O grupo Médicos pela Democracia está enfrentando uma árdua luta pela autonomia dos enfermeiros. Segundo uma liminar recente, expedida pelo juíz Renato Borelli atendendo ao pedido do Conselho Federal de Medicina (CFM), enfermeiros nao têm mais autonomia para requisição de consultas, exames ou revalidação de receitas médicas. Na noite desta quinta-feira, o Tribunal Regional Federal da 1ª Região derrubou a liminar depois de parecer da Advocacia-Geral da União contra a liminar da 20ª Vara Cível do Distrito Federal. Mas a ação ainda será julgada pelo TRF.
A liminar aprovada há uma semana causou grande discussão e a maior crítica é que esse processo tira a autonomia do Sistema Único de Saúde, SUS, e contribui para sua extinção, conforme análise do Médicos pela Democracia. Uma outra crítica é a de que, restringindo a atuação dos enfermeiros, alguns exames de urgência como testes de HIV estariam comprometidos, tornando-se mais burocráticos e indo na contramão de campanhas de conscientização e incentivo ao teste. Tanto a solicitação do exame, a entrega do resultado e o pedido para a dispensa do medicamento, deve ser feitos exclusivamente por um médico, diz a decisão.

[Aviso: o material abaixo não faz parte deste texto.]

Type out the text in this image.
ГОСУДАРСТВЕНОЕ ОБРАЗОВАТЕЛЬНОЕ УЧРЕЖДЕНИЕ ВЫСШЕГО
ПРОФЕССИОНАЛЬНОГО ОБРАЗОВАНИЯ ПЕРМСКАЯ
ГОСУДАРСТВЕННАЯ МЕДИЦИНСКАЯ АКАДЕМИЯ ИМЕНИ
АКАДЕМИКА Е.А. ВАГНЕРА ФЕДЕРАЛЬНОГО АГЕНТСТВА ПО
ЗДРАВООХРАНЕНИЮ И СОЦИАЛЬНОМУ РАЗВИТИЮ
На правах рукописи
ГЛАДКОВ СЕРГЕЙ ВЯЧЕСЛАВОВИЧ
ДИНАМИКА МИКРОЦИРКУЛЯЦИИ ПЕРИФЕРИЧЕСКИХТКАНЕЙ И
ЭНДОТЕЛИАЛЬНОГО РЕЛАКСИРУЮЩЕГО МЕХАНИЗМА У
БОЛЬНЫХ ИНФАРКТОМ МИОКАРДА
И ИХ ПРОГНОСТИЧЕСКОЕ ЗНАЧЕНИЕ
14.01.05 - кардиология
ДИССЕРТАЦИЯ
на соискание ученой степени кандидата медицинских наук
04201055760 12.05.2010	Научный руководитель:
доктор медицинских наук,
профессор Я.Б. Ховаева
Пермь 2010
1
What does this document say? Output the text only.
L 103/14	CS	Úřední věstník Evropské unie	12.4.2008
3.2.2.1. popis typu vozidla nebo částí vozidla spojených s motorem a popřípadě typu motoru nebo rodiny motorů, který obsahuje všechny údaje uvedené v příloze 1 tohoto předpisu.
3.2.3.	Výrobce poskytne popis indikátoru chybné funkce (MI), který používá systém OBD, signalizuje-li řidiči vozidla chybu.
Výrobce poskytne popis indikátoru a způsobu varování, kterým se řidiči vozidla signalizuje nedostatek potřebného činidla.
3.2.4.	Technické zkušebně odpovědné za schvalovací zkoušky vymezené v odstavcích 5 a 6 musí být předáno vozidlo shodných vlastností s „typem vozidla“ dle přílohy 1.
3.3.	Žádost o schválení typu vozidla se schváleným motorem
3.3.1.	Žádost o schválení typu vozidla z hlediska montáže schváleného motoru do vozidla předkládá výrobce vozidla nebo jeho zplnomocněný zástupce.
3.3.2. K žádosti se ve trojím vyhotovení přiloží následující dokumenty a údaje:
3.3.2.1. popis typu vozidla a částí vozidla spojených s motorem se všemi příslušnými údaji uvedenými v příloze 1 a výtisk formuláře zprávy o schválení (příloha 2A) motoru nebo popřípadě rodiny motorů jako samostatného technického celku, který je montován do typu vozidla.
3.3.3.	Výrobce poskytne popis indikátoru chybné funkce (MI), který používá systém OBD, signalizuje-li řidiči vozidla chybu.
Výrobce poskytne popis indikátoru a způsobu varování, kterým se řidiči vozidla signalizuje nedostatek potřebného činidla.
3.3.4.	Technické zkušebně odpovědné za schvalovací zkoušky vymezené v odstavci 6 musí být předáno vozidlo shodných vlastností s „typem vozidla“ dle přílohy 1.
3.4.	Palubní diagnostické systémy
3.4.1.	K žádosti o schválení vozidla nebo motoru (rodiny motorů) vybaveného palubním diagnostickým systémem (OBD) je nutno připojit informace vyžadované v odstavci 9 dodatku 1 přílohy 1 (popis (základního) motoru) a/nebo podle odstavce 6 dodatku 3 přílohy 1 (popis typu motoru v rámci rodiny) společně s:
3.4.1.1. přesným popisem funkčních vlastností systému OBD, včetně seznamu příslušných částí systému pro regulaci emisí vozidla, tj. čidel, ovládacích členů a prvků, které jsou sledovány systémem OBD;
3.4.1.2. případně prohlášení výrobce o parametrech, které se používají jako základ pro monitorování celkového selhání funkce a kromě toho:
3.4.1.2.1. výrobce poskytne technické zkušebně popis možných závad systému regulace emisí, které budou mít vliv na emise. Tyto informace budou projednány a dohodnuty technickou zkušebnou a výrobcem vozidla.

Para um dos integrantes do movimento contrário à liminar, o médico Silvio Lopes, a proposta “cria uma insegurança jurídica da prática de enfermagem enorme. Há mais de 20 anos, as enfermeiras e os enfermeiros realizam procedimentos, dentro da sua consulta de enfermagem, tanto de solicitação de exames e diagnóstico sindrômico [que parte da observação de sinais e sintomas] baseados em protocolos muito bem estabelecidos e validados”, declarou para o jornal Brasil de Fato. Outra posição é a da enfermeira Letícia Rangel, da Unidade de Saúde da Família São Judas Tadeu, na Bahia. A profissional explica que sua rotina está diretamente em contato com os pacientes, entendendo os processos e procedimentos de seu quadro clínico na ausência de médicos, que por sua vez, não estão em grande quantidade ou disponibilidade para atender a grande demanda do Sistema Único de Saúde (SUS). Com relação à liminar do juíz Renato Borelli, a enfermeira entende que possui suas limitações profissionais mas que o seu trabalho, tal como é configurado atualmente, é essencial para o funcionamento das instituições de saúde. “A gente realiza diagnóstico de enfermagem, que é totalmente diferente do diagnóstico do médico. Se a gente não tem mais esse subsídio para realizar isso, a gente não consegue criar um plano de cuidados adequado para esses usuários e a limitação é enorme, seja no acesso dos usuários ao serviço, no aumento da agenda dos médicos ou na sobrecarga de trabalho”, disse.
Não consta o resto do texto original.